TERRE HAUTE, IN.- Recently acquired prints by Andy Warhol and works by other internationally renowned artists will be on display at Indiana State University, Aug. 18-Sept. 19.

The exhibition “POPOP: Pop and Op Art” consists of 53 works in a variety of mediums — screenprints, lithographs, paintings, ceramic sculptures, and multiples — dating from 1965 to 2011. Among the highlights of the exhibition are two paintings by Ed Paschke from his shoe and accordion series, two large screenprints from Andy Warhol’s “Cowboys and Indians” portfolio, Claes Oldenburg’s 1965 “London Knees” portfolio, two large ceramic sandwiches by Dick Hay and Richard Anuszkiewicz’s “Inward Eye” portfolio.

“POPOP” includes artwork within the Pop and Op Art movements but also features works influenced by, or sharing traits of, these movements. Ed Paschke was associated with the Chicago Imagists but preferred the Pop Art label. William T. Wiley’s and Dick Hay’s works in the exhibit are closer to Funk Art, a movement described as “one step past Pop Art,” because it leans sharply toward the satiric. Josef Albers, with his color theory studies and his teachings about the elements of art in everyday objects, was an influence on both the Op and Pop Art movements.

Pop and Op Art both originated in 1950s Europe. Pop Art began around 1952 with London’s Independent Group, a gathering of artists that were fascinated with the rapidly growing consumer culture in the United States. In 1955, “Le Mouvement,” a group exhibition at Galerie Denise René in Paris, launched the Op Art movement. The exhibition included works by artists who created virtual movement in their two-dimensional work, as well as real movement in kinetic sculptures and film.

With the “Cowboys and Indians” screenprints, Warhol fuses his interest in celebrity, movies, portraits, stereotypes, myths and American Indian artifacts. The exhibition includes portraits of sharpshooter Annie Oakley and tribal chief Sitting Bull. Like Warhol’s Marilyn Monroe images, Sitting Bull and Annie Oakley are presented not so much as people, but as products and myths. These prints are among seven Warhol prints donated to Indiana State in 2013 and 2014 by the Andy Warhol Foundation for the Visual Arts. Also on display from this recent gift are two flower screenprints created from Warhol’s drawings and a rubber stamp print titled Purple Cow.

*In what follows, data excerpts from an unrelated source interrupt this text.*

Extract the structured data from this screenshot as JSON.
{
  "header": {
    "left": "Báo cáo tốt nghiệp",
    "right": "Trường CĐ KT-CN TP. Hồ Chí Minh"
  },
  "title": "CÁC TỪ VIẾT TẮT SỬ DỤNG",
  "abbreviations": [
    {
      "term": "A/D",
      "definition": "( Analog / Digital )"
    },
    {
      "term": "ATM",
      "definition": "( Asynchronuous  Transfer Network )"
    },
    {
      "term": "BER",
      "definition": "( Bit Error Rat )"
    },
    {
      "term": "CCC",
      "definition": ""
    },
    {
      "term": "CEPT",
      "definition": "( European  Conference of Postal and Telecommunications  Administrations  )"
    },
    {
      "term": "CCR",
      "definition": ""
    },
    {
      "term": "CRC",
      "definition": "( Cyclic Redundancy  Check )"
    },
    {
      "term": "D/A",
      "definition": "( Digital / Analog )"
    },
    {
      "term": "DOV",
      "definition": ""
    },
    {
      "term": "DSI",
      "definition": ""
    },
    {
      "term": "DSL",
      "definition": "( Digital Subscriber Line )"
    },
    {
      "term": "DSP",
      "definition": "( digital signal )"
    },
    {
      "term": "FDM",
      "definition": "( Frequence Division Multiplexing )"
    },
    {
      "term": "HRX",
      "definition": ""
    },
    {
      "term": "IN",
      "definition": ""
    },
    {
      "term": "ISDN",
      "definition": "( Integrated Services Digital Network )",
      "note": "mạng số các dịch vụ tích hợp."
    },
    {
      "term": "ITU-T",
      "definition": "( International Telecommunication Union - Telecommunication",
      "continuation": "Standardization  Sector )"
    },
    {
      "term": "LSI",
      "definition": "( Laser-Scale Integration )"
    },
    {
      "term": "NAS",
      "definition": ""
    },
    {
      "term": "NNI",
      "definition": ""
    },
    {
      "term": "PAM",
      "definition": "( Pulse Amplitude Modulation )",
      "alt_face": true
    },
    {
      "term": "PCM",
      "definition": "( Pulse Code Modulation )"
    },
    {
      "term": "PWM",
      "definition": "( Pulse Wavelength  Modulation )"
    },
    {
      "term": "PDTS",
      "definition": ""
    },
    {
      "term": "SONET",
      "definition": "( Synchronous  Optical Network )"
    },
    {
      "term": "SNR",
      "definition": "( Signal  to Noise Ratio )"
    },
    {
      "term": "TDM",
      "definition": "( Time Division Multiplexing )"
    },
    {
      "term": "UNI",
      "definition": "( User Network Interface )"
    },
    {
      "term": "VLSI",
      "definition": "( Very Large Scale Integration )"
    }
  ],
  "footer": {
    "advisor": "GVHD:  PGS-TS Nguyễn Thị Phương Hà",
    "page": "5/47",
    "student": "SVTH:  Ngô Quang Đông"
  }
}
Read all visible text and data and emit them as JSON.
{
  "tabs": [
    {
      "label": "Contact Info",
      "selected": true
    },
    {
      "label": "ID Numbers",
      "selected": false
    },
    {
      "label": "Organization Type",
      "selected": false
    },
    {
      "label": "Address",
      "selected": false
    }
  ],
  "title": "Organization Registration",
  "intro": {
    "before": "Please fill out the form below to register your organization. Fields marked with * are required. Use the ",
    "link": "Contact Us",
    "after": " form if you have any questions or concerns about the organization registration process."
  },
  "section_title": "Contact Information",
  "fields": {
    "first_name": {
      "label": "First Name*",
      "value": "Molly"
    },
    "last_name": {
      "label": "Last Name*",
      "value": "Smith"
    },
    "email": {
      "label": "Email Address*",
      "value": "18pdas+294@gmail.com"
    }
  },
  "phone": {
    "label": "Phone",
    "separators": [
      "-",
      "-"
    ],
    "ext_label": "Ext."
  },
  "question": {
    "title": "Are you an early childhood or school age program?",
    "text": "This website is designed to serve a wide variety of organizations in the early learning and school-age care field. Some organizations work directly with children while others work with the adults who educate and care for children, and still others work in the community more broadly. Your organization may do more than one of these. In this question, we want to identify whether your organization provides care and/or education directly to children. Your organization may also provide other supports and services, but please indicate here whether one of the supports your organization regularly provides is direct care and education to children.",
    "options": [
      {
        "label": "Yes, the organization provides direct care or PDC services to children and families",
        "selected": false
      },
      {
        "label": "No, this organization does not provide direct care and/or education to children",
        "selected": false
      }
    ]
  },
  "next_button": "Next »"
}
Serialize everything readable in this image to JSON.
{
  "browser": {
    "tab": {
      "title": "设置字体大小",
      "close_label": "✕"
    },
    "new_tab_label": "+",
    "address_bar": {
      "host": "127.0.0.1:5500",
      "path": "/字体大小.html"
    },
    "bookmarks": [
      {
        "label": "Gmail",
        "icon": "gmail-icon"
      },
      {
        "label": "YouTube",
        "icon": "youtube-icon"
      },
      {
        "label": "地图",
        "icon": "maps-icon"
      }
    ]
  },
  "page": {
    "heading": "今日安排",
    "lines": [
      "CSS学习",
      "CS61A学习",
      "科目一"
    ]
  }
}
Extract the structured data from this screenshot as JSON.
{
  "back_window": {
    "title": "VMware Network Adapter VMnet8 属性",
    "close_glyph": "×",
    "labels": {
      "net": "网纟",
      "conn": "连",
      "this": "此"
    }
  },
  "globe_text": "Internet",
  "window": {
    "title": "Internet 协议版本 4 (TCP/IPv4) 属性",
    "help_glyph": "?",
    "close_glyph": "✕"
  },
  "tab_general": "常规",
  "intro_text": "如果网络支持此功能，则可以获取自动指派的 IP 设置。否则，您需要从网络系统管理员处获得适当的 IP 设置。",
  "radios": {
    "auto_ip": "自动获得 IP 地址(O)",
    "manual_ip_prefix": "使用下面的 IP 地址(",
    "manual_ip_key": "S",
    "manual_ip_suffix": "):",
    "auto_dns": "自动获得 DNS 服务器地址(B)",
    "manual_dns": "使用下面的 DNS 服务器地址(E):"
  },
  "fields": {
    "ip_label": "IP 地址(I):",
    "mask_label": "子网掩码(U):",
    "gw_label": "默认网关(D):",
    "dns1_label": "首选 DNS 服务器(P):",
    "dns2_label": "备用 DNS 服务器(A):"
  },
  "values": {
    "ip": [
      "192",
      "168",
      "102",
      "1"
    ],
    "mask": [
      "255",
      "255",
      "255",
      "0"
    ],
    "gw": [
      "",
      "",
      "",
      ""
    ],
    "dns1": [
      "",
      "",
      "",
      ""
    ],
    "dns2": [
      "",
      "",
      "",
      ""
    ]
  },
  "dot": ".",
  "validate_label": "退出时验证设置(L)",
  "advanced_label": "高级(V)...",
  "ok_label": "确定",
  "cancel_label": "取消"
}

“Green Boy” is one of eight portraits with accordions that Ed Paschke created between 1969 and 1971. These paintings are autobiographical in that many of his Polish relatives on the Northwest side of Chicago played the accordion and the concertina. He was known as Mr. Chicago because he remained a prominent resident of Chicago throughout his life, even though he would have gained greater critical attention in New York. A street in Chicago is named after him, and the Ed Paschke Art Center opened near Jefferson Park in June 2014.

In the mid-1960s, Claes Oldenburg undertook a series of drawings for fantastical civic monuments. An outgrowth of his heroically pro-portioned soft sculptures, the proposed colossal monuments took the form of objects that Oldenburg deemed uniquely emblematic of a particular city's mood or spirit. Influenced by the ever-present mini skirt in London at the time, he proposed “London Knees” for the Victoria Embankment.

Dick Hay describes his early Funk Art sandwiches as “one-liner jokes.” Women’s Club Sandwich and A&W Foot Long are considerable sculptures at 40 to 75 lbs and more than two feet high and long. Everything about the sleek and impervious ceramic sculptures contradicts the characteristics of edible sandwiches.

The subject of Richard Anuszkiewicz’s “Inward Eye” portfolio of nine screenprints is color. Optical illusion functions to structure the interaction of colors, and light is a remarkably complex phenomenon that is as emotional as it is scientific.

Among other prominent American and British artists represented in the exhibition are: Robert Rauschenberg, Jim Dine, Indiana State alumnus Lenny Dowhie, Robert Indiana, Jeff Koons, Roy Lichtenstein, Eduardo Paolozzi, Bridget Riley, Larry Rivers, James Rosenquist and Victor Vasarely.